Leanan,
"The happiest people in the world are Nigerians". What's your source on that? This source

http://www.le.ac.uk/pc/aw57/world/sample.html

shows global happiness levels being ROUGHLY in accordance with GDP (ie monotonic wrt GDP on a country-by-country basis). As far as I know the 'positive psychology' interpretation of this goes 'Below $15,000 money buys happiness, above $15,000 people get confused and start judging themselves relative to their neighbours, hence no measurable increase in (mean) happiness once (mean) income gets near (+/-) $15,000.

This fits with what you say about Mexicans - Mexicans in Mexico = happy, because they earn about $10,000 (GDP/capita basis). Mexicans who move to the US = happier because they earn more (clearly, otherwise they wouldn't move). Mexicans who stay in the US longterm = unhappy since they start judging themselves relative to the US average of $44,000.

I highly recommend the books 'Authentic Happiness' by Martin Seligman, 'The Happiness Hypothesis' by Jonathan Haidt and 'Stumbling on Happiness' by Daniel Gilbert. If you're interested in this stuff then you'll really enjoy each of them.

Cuchulainn

Nigeria tops happiness survey

A new study of more than 65 countries published in the UK's New Scientist magazine suggests that the happiest people in the world live in Nigeria - and the least happy, in Romania.

People in Latin America, Western Europe and North America are happier than their counterparts in Eastern Europe and Russia.

Nigeria has the highest percentage of happy people followed by Mexico, Venezuela, El Salvador and Puerto Rico, while Russia, Armenia and Romania have the fewest.

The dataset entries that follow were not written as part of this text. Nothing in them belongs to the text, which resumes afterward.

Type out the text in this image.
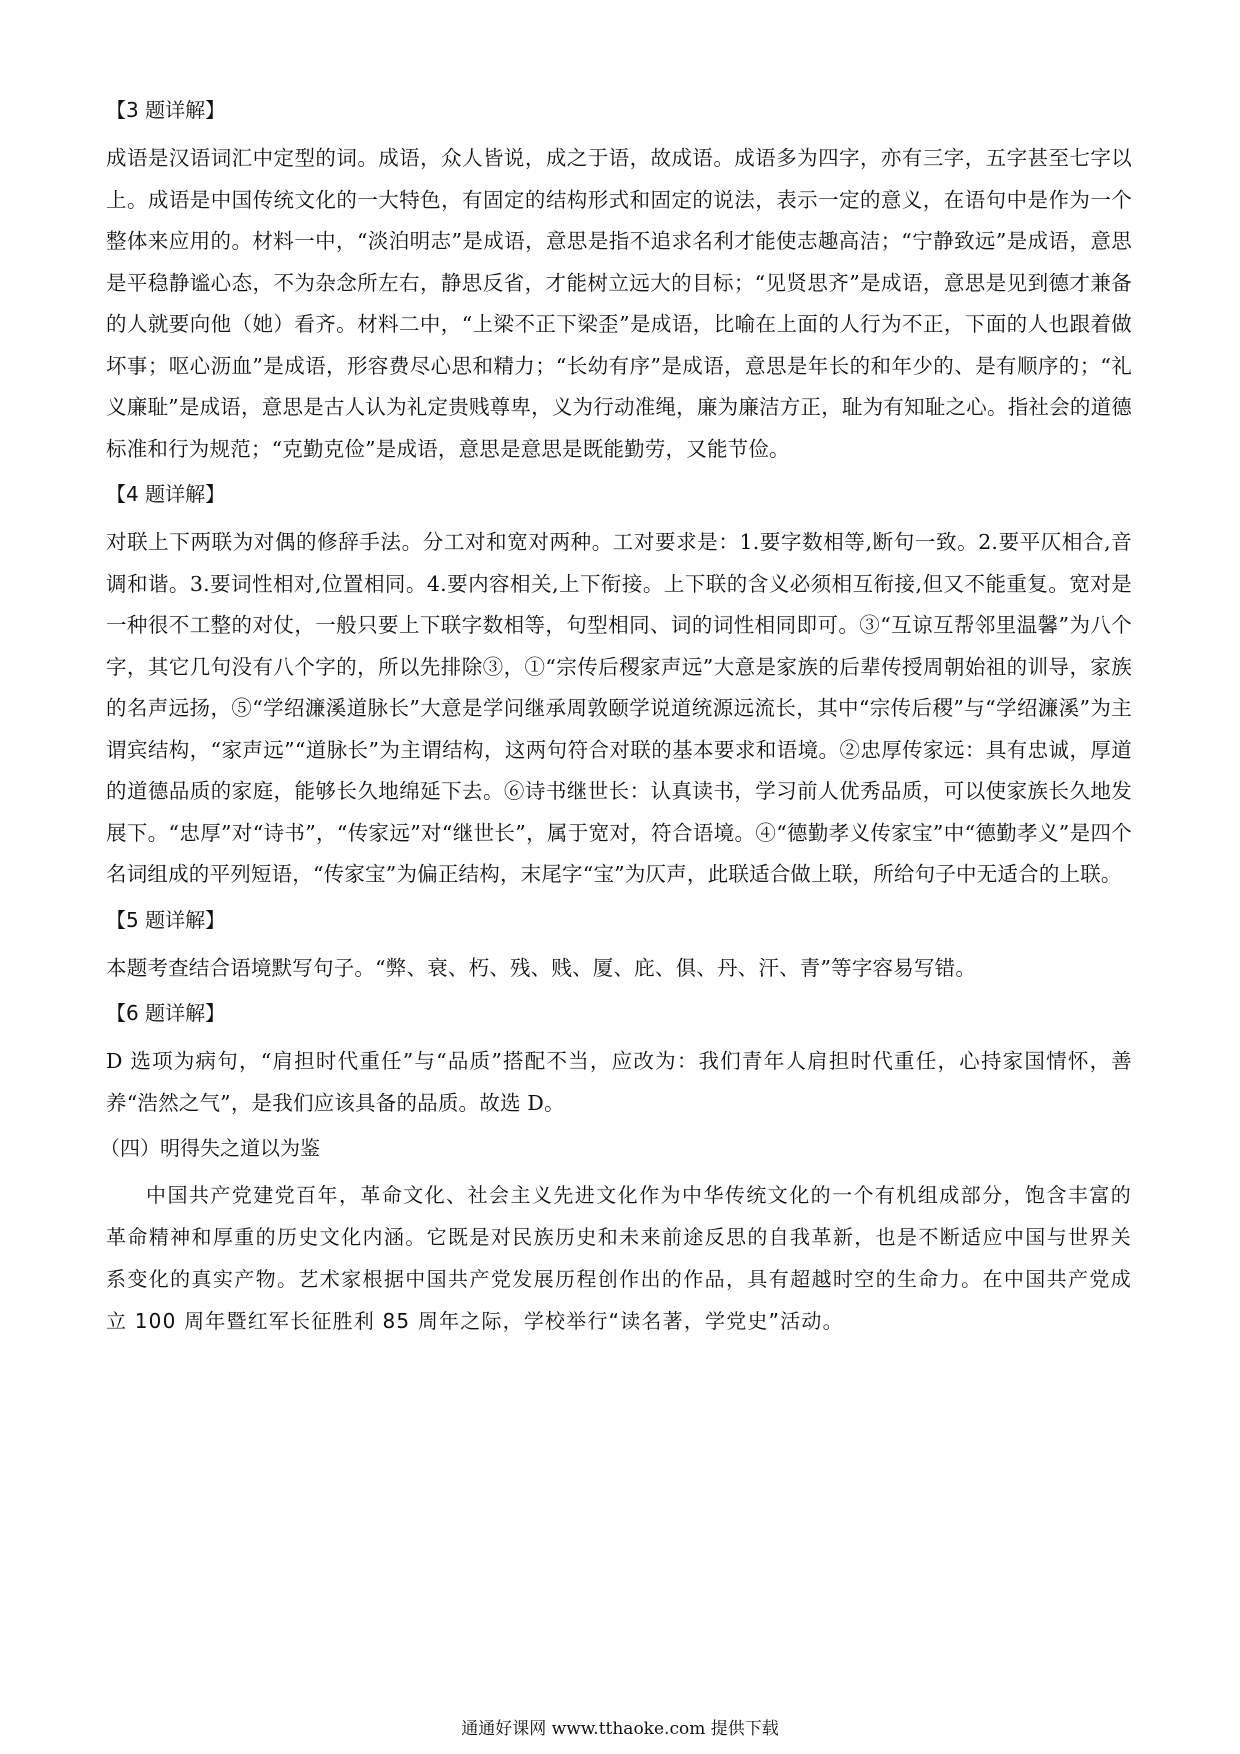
【3 题详解】

成语是汉语词汇中定型的词。成语，众人皆说，成之于语，故成语。成语多为四字，亦有三字，五字甚至七字以上。成语是中国传统文化的一大特色，有固定的结构形式和固定的说法，表示一定的意义，在语句中是作为一个整体来应用的。材料一中，“淡泊明志”是成语，意思是指不追求名利才能使志趣高洁；“宁静致远”是成语，意思是平稳静谧心态，不为杂念所左右，静思反省，才能树立远大的目标；“见贤思齐”是成语，意思是见到德才兼备的人就要向他（她）看齐。材料二中，“上梁不正下梁歪”是成语，比喻在上面的人行为不正，下面的人也跟着做坏事；呕心沥血”是成语，形容费尽心思和精力；“长幼有序”是成语，意思是年长的和年少的、是有顺序的；“礼义廉耻”是成语，意思是古人认为礼定贵贱尊卑，义为行动准绳，廉为廉洁方正，耻为有知耻之心。指社会的道德标准和行为规范；“克勤克俭”是成语，意思是意思是既能勤劳，又能节俭。

【4 题详解】

对联上下两联为对偶的修辞手法。分工对和宽对两种。工对要求是：1.要字数相等,断句一致。2.要平仄相合,音调和谐。3.要词性相对,位置相同。4.要内容相关,上下衔接。上下联的含义必须相互衔接,但又不能重复。宽对是一种很不工整的对仗，一般只要上下联字数相等，句型相同、词的词性相同即可。③“互谅互帮邻里温馨”为八个字，其它几句没有八个字的，所以先排除③，①“宗传后稷家声远”大意是家族的后辈传授周朝始祖的训导，家族的名声远扬，⑤“学绍濂溪道脉长”大意是学问继承周敦颐学说道统源远流长，其中“宗传后稷”与“学绍濂溪”为主谓宾结构，“家声远”“道脉长”为主谓结构，这两句符合对联的基本要求和语境。②忠厚传家远：具有忠诚，厚道的道德品质的家庭，能够长久地绵延下去。⑥诗书继世长：认真读书，学习前人优秀品质，可以使家族长久地发展下。“忠厚”对“诗书”，“传家远”对“继世长”，属于宽对，符合语境。④“德勤孝义传家宝”中“德勤孝义”是四个名词组成的平列短语，“传家宝”为偏正结构，末尾字“宝”为仄声，此联适合做上联，所给句子中无适合的上联。

【5 题详解】

本题考查结合语境默写句子。“弊、衰、朽、残、贱、厦、庇、俱、丹、汗、青”等字容易写错。

【6 题详解】

D 选项为病句，“肩担时代重任”与“品质”搭配不当，应改为：我们青年人肩担时代重任，心持家国情怀，善养“浩然之气”，是我们应该具备的品质。故选 D。

（四）明得失之道以为鉴

中国共产党建党百年，革命文化、社会主义先进文化作为中华传统文化的一个有机组成部分，饱含丰富的革命精神和厚重的历史文化内涵。它既是对民族历史和未来前途反思的自我革新，也是不断适应中国与世界关系变化的真实产物。艺术家根据中国共产党发展历程创作出的作品，具有超越时空的生命力。在中国共产党成立 100 周年暨红军长征胜利 85 周年之际，学校举行“读名著，学党史”活动。

通通好课网 www.tthaoke.com 提供下载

But factors that make people happy may vary from one country to the next with personal success and self-expression being seen as the most important in the US, while in Japan, fulfilling the expectations of family and society is valued more highly.

I'm a little suspicious that the master might be telling us how happy the house slaves are. Maybe, maybe not. I'd rather a Nigerian source.

cfm in Gray, ME

I'd also recommend Luxury Fever: Money and Happiness in an Era of Excess, Robert Frank. Excellent in depth discussion of these issues.